LLaMCAT: Optimizing Large Language Model Inference with Cache Arbitration and Throttling (2512.00083v1)

Published 26 Nov 2025 in cs.AR and cs.DC

Abstract: LLMs have achieved unprecedented success across various applications, but their substantial memory requirements pose significant challenges to current memory system designs, especially during inference. Our work targets last-level cache (LLC) based architectures, including GPUs (e.g., NVIDIA GPUs) and AI accelerators. We introduce LLaMCAT, a novel approach to optimize the LLC for LLM inference. LLaMCAT combines Miss Status Holding Register (MSHR)- and load balance-aware cache arbitration with thread throttling to address stringent bandwidth demands and minimize cache stalls in KV Cache access. We also propose a hybrid simulation framework integrating analytical models with cycle-level simulators via memory traces, balancing architecture detail and efficiency.
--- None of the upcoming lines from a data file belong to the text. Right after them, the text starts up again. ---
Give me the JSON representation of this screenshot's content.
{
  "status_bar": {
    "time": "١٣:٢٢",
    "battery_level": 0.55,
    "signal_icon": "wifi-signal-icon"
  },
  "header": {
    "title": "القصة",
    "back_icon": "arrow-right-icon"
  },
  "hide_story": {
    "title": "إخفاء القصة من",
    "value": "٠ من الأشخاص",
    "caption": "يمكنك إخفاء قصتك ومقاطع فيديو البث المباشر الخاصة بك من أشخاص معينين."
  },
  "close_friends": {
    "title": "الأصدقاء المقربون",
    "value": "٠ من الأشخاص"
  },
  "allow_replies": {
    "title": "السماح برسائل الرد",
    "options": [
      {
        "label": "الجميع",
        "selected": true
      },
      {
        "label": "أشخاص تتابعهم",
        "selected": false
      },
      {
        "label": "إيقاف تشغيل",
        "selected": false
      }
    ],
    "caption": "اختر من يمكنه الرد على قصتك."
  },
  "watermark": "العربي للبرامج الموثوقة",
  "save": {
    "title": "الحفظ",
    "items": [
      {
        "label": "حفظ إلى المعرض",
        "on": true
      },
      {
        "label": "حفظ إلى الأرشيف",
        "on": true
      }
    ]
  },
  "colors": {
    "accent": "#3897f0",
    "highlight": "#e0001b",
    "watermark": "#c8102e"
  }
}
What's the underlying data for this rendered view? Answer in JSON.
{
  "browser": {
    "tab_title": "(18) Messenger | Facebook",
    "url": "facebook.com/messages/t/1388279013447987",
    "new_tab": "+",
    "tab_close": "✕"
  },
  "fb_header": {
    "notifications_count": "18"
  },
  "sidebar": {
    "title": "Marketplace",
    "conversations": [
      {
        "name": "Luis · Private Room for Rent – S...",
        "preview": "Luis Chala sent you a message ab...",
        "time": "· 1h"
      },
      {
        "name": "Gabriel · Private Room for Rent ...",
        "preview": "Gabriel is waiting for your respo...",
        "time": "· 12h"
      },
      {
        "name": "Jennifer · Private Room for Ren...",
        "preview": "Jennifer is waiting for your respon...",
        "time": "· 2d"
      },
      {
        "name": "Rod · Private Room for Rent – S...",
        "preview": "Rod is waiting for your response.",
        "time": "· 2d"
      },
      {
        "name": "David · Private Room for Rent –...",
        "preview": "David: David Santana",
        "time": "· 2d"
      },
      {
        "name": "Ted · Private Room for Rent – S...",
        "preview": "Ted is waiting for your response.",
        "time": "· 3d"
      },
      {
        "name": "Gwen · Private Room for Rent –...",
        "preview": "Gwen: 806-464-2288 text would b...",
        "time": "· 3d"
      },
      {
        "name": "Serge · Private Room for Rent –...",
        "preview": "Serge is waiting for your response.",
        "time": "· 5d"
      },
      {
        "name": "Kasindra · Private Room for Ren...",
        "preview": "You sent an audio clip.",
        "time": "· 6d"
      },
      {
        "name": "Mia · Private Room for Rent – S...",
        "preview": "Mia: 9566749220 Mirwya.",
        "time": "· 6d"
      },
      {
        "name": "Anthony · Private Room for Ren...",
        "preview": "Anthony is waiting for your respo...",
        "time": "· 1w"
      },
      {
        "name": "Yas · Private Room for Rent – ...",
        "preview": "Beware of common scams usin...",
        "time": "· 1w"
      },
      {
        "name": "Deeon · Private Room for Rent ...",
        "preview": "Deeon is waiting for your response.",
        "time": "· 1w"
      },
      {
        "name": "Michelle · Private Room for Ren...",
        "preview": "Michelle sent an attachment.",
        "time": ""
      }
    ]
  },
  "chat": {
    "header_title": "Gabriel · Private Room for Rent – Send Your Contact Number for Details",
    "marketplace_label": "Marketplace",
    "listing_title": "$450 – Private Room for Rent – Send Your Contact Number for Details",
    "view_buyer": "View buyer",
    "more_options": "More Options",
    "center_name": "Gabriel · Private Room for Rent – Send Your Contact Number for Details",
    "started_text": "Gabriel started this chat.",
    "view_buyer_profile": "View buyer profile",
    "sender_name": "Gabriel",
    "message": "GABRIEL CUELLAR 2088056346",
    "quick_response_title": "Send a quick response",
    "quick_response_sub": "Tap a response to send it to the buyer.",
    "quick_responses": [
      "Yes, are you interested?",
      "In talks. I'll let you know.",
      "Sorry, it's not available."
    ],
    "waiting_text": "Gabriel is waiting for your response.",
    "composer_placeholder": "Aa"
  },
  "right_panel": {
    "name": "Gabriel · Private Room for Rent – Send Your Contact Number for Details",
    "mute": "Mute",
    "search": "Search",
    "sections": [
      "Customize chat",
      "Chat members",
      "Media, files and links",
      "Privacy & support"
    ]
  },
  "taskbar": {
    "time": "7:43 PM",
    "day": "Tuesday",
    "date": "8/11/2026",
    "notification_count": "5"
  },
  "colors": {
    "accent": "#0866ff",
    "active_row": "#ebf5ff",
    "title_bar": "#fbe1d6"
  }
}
Experiments demonstrate that LLaMCAT achieves an average speedup of 1.26x when the system is mainly bottlenecked by miss handling throughput, while baselines mostly show negative improvements since they are not optimized for this scenario. When the cache size is also limited, our policy achieves a speedup of 1.58x over the unoptimized version, and a 1.26x improvement over the best baseline (dyncta). Overall, LLaMCAT is the first to target LLM decoding-specific MSHR contention, a gap in previous work. It presents a practical solution for accelerating LLM inference on future hardware platforms.